Auditor skills section example: show what you test, review, and report
The auditor skills section should reflect daily audit work. It should help an audit manager, partner, finance recruiter, or ATS tool see that you can plan, test, review, document, communicate, and follow up. Good auditor resume skills are not random personality words. They are skills connected to actual audit work: internal controls, risk assessment, audit planning, substantive testing, control testing, workpapers, financial statement review, SOX compliance, GAAP, IFRS, Excel, ERP systems, audit reporting, process improvement, and remediation tracking.
Keep a longer master list outside your resume, then choose the skills that fit each audit posting. A good auditor resume does not need every skill you have. It needs the skills that match the audit type, industry, and requirements in the job description. For example, an external auditor may highlight GAAP, financial statement testing, confirmations, sampling, and workpapers. An internal auditor may highlight risk assessment, process walkthroughs, control testing, findings, and remediation. An IT auditor may highlight access controls, change management, SOC reports, CISA, cybersecurity frameworks, and data analytics.

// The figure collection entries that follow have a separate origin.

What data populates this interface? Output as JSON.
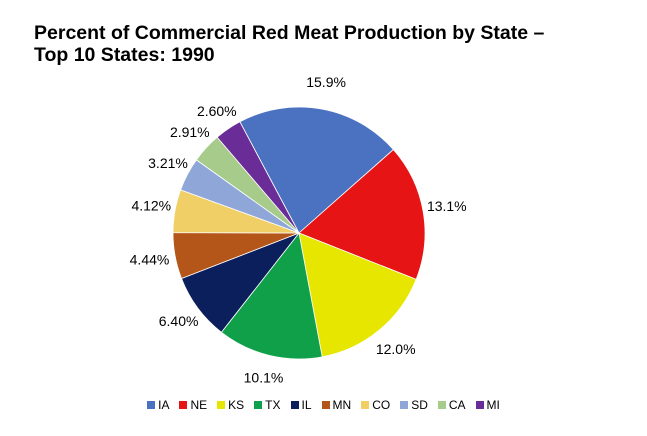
{
  "chart_data": {
    "type": "pie",
    "title": "Percent of Commercial Red Meat Production by State –",
    "subtitle": "Top 10 States: 1990",
    "categories": [
      "IA",
      "NE",
      "KS",
      "TX",
      "IL",
      "MN",
      "CO",
      "SD",
      "CA",
      "MI"
    ],
    "values": [
      15.9,
      13.1,
      12.0,
      10.1,
      6.4,
      4.44,
      4.12,
      3.21,
      2.91,
      2.6
    ],
    "labels": [
      "15.9%",
      "13.1%",
      "12.0%",
      "10.1%",
      "6.40%",
      "4.44%",
      "4.12%",
      "3.21%",
      "2.91%",
      "2.60%"
    ],
    "colors": [
      "#4a72c0",
      "#e61414",
      "#e6e600",
      "#10a04a",
      "#0b1f5c",
      "#b4551a",
      "#f0cf66",
      "#8fa6d8",
      "#a6cb8a",
      "#6a2c96"
    ],
    "legend_position": "bottom"
  }
}
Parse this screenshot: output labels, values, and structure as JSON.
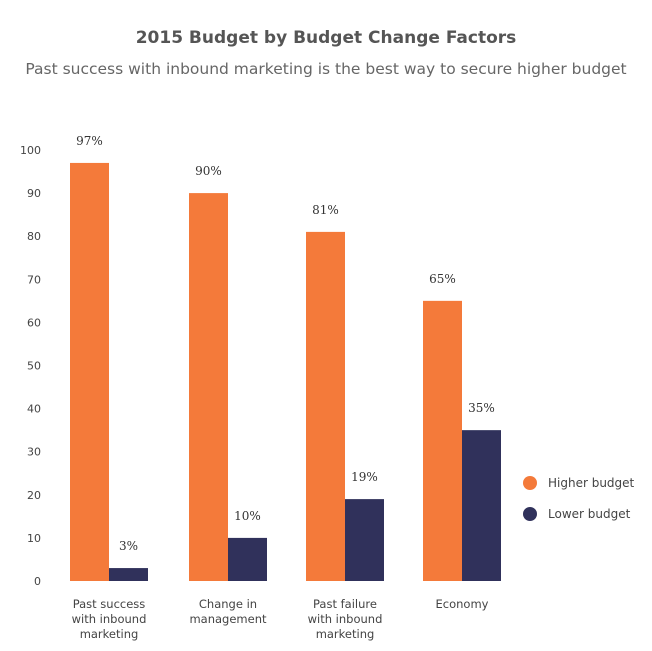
{
  "chart_data": {
    "type": "bar",
    "title": "2015 Budget by Budget Change Factors",
    "subtitle": "Past success with inbound marketing is the best way to secure higher budget",
    "categories": [
      [
        "Past success",
        "with inbound",
        "marketing"
      ],
      [
        "Change in",
        "management"
      ],
      [
        "Past failure",
        "with inbound",
        "marketing"
      ],
      [
        "Economy"
      ]
    ],
    "series": [
      {
        "name": "Higher budget",
        "color": "#f47a3a",
        "values": [
          97,
          90,
          81,
          65
        ],
        "labels": [
          "97%",
          "90%",
          "81%",
          "65%"
        ]
      },
      {
        "name": "Lower budget",
        "color": "#30315b",
        "values": [
          3,
          10,
          19,
          35
        ],
        "labels": [
          "3%",
          "10%",
          "19%",
          "35%"
        ]
      }
    ],
    "ylim": [
      0,
      100
    ],
    "yticks": [
      0,
      10,
      20,
      30,
      40,
      50,
      60,
      70,
      80,
      90,
      100
    ],
    "grid": false,
    "legend_position": "right"
  }
}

A strong auditor skills section mixes technical audit skills with communication and judgment skills. Do not separate skills in a way that makes the page confusing. Group them if your template allows it, or list the most important ones first. The most useful auditor resume skills are usually the ones that also appear in your experience bullets. If you list internal controls, show a bullet where you tested controls. If you list audit reporting, show a bullet where you drafted findings or summaries. This makes your skills believable instead of decorative.